In the standard order processing flow of SAP Commerce Cloud, fraud check and payment act as critical gatekeepers. Their primary purpose is to safeguard the merchant’s business by validating the legitimacy and financial viability of every transaction before the fulfillment process begins. By placing these checks early in the lifecycle, the system ensures that company resources—such as warehouse labor and inventory—aren’t wasted on illegitimate or high-risk orders.

When a customer submits an order, it enters the business process engine, which orchestrates various automated steps. The fraud check and payment stages are strategically positioned to minimize financial risk, such as chargebacks and credit card fraud. Furthermore, these integrations help maintain a high level of customer trust and security by ensuring that payment data is handled according to industry standards and regulations, while providing a seamless experience for legitimate shoppers through automated approvals.
Fraud Check
Fraud check is a comprehensive security mechanism designed to identify and prevent fraudulent orders from being placed before they complete the purchasing process. This capability is essential for protecting e-commerce businesses from financial losses, chargebacks, and reputational damage caused by fraudulent transactions.
SAP Commerce Cloud provides a standard fraud check implementation for performing fraud checks internally, and also offers a common interface to integrate any external fraud check providers.

As shown in this diagram, the fraud check process will first analyze various risk indicators (or symptoms). Each symptom, such as a first-time order (FirstTimeOrderSymptom), a mismatch between shipping and billing addresses (DifferentAddressesSymptom), or an order exceeding a value threshold (OrderThresholdSymptom), is assigned a specific number of points (or scores) based on its importance. The system then sums up these points, together with any points provided by external providers, to produce a final result, which dictates a specific branch in the order process:
- Success: The order is suitable for payment and fulfillment.
- Manual Check: The order is flagged in Backoffice, where a customer support agent must manually investigate and then either accept or reject the order.
- Immediate Rejection: High-risk orders are automatically rejected, and the stock is returned to inventory.
Furthermore, corresponding fraud reports in the SAP Commerce Cloud Administration Cockpit offer administrators comprehensive tools to view and manage potentially fraudulent customer orders. This functionality is part of the wider fraud check that helps protect e-commerce businesses from financial losses due to fraudulent transactions.

Payment Integration
Payment handling in SAP Commerce Cloud is designed to be secure and compliant, typically involving a two-step communication process with a Payment Service Provider (PSP):
- Authorization: This step occurs during the checkout phase. The system requests the PSP to verify the payment credentials and reserve the funds in the customer's account. This guarantees the merchant will receive the money, provided the transaction is completed within a specific timeframe.
- Capture: This step is triggered later in the flow, usually once the order has been picked, packed, and marked as "shipped." The capture request instructs the PSP to finalize the transaction and transfer the authorized funds to the merchant’s account.

Note
Open Payment Framework (OPF) is the recommended payment integration solution for SAP Commerce Cloud.

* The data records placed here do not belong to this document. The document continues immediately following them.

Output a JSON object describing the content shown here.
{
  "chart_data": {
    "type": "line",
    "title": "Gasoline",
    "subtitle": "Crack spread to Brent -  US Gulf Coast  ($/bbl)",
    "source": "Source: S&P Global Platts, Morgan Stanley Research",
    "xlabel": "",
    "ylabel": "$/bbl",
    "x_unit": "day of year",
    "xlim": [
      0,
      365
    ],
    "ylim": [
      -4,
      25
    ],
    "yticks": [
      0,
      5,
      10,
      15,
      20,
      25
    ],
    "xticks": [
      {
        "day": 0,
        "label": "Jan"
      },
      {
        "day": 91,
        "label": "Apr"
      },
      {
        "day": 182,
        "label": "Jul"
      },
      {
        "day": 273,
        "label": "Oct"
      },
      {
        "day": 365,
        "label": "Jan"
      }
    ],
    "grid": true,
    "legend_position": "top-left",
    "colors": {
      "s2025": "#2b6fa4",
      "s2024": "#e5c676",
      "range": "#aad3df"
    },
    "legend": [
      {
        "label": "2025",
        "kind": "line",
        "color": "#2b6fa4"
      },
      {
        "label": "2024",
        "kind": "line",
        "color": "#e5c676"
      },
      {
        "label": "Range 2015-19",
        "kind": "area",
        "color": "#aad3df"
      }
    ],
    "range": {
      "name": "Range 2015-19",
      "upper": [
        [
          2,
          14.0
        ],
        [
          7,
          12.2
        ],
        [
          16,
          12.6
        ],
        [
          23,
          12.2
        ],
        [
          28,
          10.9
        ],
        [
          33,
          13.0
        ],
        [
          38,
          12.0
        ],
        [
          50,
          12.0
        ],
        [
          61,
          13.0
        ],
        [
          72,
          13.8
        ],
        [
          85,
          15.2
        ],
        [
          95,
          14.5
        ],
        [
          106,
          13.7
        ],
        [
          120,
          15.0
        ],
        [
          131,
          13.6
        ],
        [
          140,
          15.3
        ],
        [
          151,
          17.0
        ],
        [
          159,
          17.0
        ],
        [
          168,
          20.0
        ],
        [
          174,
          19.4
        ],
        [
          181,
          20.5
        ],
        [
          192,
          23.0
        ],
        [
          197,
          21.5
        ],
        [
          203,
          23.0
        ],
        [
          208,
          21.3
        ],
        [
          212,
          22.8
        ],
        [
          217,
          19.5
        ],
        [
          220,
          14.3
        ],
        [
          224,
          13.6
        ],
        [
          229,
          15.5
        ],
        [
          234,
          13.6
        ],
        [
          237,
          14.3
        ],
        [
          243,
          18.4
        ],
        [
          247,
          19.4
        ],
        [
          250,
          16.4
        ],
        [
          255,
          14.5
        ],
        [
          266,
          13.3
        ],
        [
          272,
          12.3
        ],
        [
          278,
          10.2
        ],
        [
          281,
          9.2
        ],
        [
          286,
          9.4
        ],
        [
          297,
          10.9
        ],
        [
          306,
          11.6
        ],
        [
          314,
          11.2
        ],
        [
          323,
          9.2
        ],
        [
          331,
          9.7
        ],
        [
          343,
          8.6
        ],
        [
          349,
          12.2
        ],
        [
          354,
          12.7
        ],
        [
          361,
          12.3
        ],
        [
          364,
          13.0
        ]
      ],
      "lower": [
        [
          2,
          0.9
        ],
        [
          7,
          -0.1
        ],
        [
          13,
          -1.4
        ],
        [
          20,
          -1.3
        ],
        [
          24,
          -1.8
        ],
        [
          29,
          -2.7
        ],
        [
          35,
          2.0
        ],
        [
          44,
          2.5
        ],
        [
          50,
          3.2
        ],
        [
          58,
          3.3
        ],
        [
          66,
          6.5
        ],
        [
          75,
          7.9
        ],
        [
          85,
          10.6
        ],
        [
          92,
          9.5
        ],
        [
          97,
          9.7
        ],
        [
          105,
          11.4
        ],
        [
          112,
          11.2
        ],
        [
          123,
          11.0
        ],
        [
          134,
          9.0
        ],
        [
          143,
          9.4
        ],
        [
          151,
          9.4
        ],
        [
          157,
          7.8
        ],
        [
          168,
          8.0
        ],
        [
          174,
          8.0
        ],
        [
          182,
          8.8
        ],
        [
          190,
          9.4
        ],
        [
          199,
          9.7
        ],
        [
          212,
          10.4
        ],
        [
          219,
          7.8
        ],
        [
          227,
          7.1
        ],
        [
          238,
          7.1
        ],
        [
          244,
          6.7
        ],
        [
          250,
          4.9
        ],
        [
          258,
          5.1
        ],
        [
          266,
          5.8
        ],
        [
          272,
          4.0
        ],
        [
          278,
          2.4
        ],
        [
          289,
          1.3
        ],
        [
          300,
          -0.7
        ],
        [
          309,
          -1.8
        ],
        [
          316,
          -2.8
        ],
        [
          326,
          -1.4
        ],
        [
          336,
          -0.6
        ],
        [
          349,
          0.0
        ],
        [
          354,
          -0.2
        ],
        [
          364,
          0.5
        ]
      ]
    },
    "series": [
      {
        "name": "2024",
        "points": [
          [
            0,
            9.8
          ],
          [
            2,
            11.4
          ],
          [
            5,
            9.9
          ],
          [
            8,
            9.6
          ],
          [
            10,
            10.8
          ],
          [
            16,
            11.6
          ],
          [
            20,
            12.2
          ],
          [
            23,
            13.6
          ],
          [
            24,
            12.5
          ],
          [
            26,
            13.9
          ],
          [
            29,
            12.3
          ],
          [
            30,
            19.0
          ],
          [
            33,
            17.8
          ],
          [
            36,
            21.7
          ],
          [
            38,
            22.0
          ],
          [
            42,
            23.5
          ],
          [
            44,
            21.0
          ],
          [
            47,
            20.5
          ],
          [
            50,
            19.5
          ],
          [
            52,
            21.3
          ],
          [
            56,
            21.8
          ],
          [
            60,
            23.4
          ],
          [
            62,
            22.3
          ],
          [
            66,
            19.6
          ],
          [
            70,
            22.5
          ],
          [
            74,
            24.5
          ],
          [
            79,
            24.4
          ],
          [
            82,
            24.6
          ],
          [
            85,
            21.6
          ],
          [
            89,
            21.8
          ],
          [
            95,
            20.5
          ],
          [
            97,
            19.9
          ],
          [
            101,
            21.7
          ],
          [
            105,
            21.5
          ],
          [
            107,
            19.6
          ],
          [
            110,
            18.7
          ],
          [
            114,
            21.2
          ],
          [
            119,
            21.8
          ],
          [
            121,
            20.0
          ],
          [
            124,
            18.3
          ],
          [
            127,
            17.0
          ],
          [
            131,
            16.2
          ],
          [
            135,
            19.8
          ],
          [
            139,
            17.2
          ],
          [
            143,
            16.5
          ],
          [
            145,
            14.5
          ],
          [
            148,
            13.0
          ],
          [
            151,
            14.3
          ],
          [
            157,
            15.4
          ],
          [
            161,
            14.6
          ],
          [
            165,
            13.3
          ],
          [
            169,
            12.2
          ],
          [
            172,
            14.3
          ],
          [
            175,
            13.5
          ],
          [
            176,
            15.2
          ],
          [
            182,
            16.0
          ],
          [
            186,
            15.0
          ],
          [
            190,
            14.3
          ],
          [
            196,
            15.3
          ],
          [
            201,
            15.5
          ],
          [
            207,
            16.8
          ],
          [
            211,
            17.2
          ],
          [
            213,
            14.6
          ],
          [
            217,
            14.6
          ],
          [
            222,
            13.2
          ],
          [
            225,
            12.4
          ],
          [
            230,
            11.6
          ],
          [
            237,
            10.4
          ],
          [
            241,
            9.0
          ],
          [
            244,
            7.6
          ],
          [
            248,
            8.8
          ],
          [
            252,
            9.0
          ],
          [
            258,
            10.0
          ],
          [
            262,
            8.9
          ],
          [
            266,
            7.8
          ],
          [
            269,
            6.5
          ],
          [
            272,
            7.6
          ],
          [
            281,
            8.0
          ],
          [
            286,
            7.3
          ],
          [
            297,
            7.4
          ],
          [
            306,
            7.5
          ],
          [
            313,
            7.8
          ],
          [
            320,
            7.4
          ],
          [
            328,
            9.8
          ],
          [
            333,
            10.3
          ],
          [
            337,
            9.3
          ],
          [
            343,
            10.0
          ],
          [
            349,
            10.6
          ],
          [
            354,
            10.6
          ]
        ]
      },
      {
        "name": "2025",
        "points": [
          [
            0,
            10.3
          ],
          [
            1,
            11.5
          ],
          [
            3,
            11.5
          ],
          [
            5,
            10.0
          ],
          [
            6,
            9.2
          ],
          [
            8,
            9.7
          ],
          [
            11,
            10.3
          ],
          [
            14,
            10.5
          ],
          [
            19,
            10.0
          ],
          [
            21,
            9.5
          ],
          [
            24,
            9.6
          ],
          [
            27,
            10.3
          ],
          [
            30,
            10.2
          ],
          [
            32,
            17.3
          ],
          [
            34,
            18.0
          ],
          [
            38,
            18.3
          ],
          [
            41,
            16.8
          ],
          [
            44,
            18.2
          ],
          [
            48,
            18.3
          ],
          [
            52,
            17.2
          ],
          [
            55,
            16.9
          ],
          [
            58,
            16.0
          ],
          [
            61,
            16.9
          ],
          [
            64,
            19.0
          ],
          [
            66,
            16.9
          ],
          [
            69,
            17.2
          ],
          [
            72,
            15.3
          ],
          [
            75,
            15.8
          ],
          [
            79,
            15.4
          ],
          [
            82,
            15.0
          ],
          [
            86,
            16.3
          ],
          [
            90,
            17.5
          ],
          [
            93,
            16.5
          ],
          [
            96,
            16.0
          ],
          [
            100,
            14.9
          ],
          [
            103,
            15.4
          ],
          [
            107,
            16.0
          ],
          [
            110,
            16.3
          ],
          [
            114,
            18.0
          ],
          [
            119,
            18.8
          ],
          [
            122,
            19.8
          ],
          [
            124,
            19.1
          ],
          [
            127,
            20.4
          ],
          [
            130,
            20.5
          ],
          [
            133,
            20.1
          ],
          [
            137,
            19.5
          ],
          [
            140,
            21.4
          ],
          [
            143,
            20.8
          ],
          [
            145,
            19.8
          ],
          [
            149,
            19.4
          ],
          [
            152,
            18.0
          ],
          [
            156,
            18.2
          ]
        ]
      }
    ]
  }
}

As an included SaaS framework, it allows you to connect with digital payment providers while significantly reducing the need for custom coding.
Summary
- Fraud checks and payment integrations protect merchants from financial loss by validating transactions before fulfillment starts.
- The fraud check system uses a scoring mechanism to automatically approve, flag for review, or reject orders based on risk levels.
Payments are handled in two distinct phases—authorization (securing funds) and capture (transferring funds)—to align with the physical movement of goods.
- The Open Payment Framework (OPF) is the recommended solution to integrate with Payment Service Providers.